Friday, August 1, 2014

Ambrose Harvey Lindsay, student 1850-1851

Lindsay (variantly spelled Lindsey; younger brother of Edmund Coke Lindsey) was a wealthy farmer living in Norfolk County, VA when he enlisted on August 8, 1861 as a 2nd lieutenant in the Wilson Guards, which eventually became Co. B of the 61st VA Infantry. He was released from service on January 20, 1862 and his letter of resignation, dated January 8th, states "...I have made extensive arrangements to boil salt on the coast of North Carolina and the business requires my personal attention."

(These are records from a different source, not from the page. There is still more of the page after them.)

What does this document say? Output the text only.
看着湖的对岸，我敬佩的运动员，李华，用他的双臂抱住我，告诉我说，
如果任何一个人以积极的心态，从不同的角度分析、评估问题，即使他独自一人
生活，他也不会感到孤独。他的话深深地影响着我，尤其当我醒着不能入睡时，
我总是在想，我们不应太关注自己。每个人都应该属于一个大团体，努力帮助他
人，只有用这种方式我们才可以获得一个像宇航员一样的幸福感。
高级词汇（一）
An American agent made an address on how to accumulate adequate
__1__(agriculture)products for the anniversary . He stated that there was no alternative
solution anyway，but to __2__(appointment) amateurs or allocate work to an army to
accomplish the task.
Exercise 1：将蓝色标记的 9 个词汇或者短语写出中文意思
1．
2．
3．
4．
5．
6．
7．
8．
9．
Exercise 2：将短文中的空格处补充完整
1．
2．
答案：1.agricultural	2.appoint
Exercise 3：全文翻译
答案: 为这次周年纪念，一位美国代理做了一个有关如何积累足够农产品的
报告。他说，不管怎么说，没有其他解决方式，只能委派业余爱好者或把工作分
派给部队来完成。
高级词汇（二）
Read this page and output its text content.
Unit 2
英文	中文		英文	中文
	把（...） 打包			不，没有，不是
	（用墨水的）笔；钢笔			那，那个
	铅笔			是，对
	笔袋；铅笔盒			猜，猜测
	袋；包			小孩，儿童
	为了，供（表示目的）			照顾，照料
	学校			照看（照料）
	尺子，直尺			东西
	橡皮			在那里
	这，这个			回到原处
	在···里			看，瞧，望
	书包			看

Lindsay had extensive land holdings in both North Carolina and Virginia and continued to reside in Norfolk County, VA after the war, and continued to farm. By 1880, he was a merchant and farmer living in Portsmouth. He also served for many years as postmaster in Portsmouth. Lindsay died on January 29, 1906 and is buried in Oak Grove Cemetery in Portsmouth, VA.